Thursday, November 20, 2014

Of Marriage Equality in South Carolina and "Marriage Pledges" on the Internet

So the same day we got marriage equality in South Carolina I got an email about "The Marriage Pledge" in my inbox. Coincidence?

Marriage equality came to South Carolina today when the U.S. Supreme Court today denied the motion filed by South Carolina's Attorney General to further delay the start of marriage for same-sex couples.

Interestingly -- to me, anyway -- in the same FB newsfeed was the announcement of a new initiative called "The Marriage Pledge" ... calling for clergy to cease "civil-marrying" any couples now that civil marriage is available to same-sex couples.

Seriously. From their pledge:
To continue with church practices that intertwine government marriage with Christian marriage will implicate the Church in a false definition of marriage.

Therefore, in our roles as Christian ministers, we, the undersigned, commit ourselves to disengaging civil and Christian marriage in the performance of our pastoral duties. We will no longer serve as agents of the state in marriage. We will no longer sign government-provided marriage certificates. We will ask couples to seek civil marriage separately from their church-related vows and blessings. We will preside only at those weddings that seek to establish a Christian marriage in accord with the principles ­articulated and lived out from the beginning of the Church’s life.

Please join us in this pledge to separate civil marriage from Christian marriage by adding your name.
Already much discussion amongst the conservative cognoscenti over at Titusonenine but I have to admit I just don't really "get it."

To start with -- "government marriage"???? Really -- that's a new one for me. And don't even get me started on the "in accord with the principles articulated and lived out from the beginning of the Church's life" part.
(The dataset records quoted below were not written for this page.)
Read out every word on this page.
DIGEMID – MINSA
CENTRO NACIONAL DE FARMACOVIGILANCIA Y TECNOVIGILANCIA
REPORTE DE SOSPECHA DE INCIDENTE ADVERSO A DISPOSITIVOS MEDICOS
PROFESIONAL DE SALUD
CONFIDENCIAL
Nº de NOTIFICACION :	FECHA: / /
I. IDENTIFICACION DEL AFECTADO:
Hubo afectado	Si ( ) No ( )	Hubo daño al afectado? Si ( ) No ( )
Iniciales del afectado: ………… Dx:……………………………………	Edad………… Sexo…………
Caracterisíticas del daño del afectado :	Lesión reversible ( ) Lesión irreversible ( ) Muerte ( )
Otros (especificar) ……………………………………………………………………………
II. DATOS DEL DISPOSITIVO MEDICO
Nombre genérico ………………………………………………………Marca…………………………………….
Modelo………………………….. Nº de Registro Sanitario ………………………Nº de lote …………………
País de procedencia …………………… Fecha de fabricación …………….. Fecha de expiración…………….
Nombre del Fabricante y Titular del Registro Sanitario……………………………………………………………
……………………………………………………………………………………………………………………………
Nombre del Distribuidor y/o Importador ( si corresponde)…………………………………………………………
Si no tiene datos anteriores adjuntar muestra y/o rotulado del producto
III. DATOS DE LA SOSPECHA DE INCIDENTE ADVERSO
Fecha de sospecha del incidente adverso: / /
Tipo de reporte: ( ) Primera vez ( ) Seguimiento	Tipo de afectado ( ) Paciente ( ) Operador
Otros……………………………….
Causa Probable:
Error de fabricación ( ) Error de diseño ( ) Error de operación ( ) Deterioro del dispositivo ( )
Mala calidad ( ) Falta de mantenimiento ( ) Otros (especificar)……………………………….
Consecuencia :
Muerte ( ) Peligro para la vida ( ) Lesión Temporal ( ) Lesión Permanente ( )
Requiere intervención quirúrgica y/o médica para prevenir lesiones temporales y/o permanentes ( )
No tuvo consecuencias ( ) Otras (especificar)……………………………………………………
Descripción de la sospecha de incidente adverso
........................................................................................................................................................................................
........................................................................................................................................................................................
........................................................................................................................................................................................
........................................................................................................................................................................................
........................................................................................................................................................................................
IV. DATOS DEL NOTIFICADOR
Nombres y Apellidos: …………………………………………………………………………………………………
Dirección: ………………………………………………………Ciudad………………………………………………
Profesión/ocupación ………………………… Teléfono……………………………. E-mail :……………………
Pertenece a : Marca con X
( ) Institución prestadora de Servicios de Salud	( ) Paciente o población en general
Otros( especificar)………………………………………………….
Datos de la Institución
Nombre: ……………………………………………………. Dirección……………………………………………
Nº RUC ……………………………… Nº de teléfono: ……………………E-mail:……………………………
Stay tuned for the History of Marriage essay in the Study of Marriage Blue Book Report to clarify just how much marriage has evolved over the centuries.

Oh, I get the arguments that clergy should quit acting as agents of the state on matter of civil marriage. I actually get the arguments on both sides of that question. In fact, those questions -- and a call for discernment on that issue -- will also be part of above referenced and upcoming report from the Task Force on the Study of Marriage.

And here at All Saints Church in Pasadena we have our own history of deciding not to act as agents of the state on marriage -- but in our case it was in order to not participate in state sponsored discrimination during the Prop 8 Era.

In point of fact for Episcopalians, our canons already give clergy the leeway to decline to preside at any marriage for any reason whatsoever -- Marriage Pledge or no Marriage Pledge. Canon 18, Section 4 (and I quote):
It shall be within the discretion of any Member of the Clergy of this Church to decline to solemnize any marriage.
Period. Seems pretty clear to me!

So what's to be gained by throwing out the bride with the bathwater in this dramatic temper tantrum -- rather than simply using their existing canonical ability to "just say no" to any marriage they consider "un-biblical?" Are the gay cooties of marriage between same-sex couples really going to sneak over and contaminate their otherwise pure marriages? Or is this just yet-another on the long list of efforts to posture and polarize instead of pastor and evangelize?


PS -- Mazel tov, South Carolina! (And I want points for managing to write this piece without bringing up Charles Manson. Until now.)


Unknown said...

Dear Susan,

Greetings from one of your fans in South Carolina! Thank you so much for the shout out.

As a long-time reader of your blog, please know that your words, thoughts, and sermons have been like a "Balm in Gilead" to me, especially during the pre-schism years when LGBT Episcopalians were the source of discrimination and scorn by our former bishop, clergy, standing committees, and the Diocese of South Carolina at large.

Thanks be to God, it's a new day around here. Our wonderful new bishop of The Episcopal Church in South Carolina, The Rt. Rev. Charles vonRosenberg, already gave his permission for clergy to bless same-sex couples several months ago. And now same-sex marriage is legal in this state. It's all nothing short of miraculous.

Thank you for your tireless work for LGBT Episcopalians, especially those of us who felt so disenfranchised and marginalized for so long here in South Carolina.


Wayne Helmly
Charleston, SC

uffda51 said...

It's one thing to be indifferent to the marginalized. It's another to insist on remaining one of the marginalizers.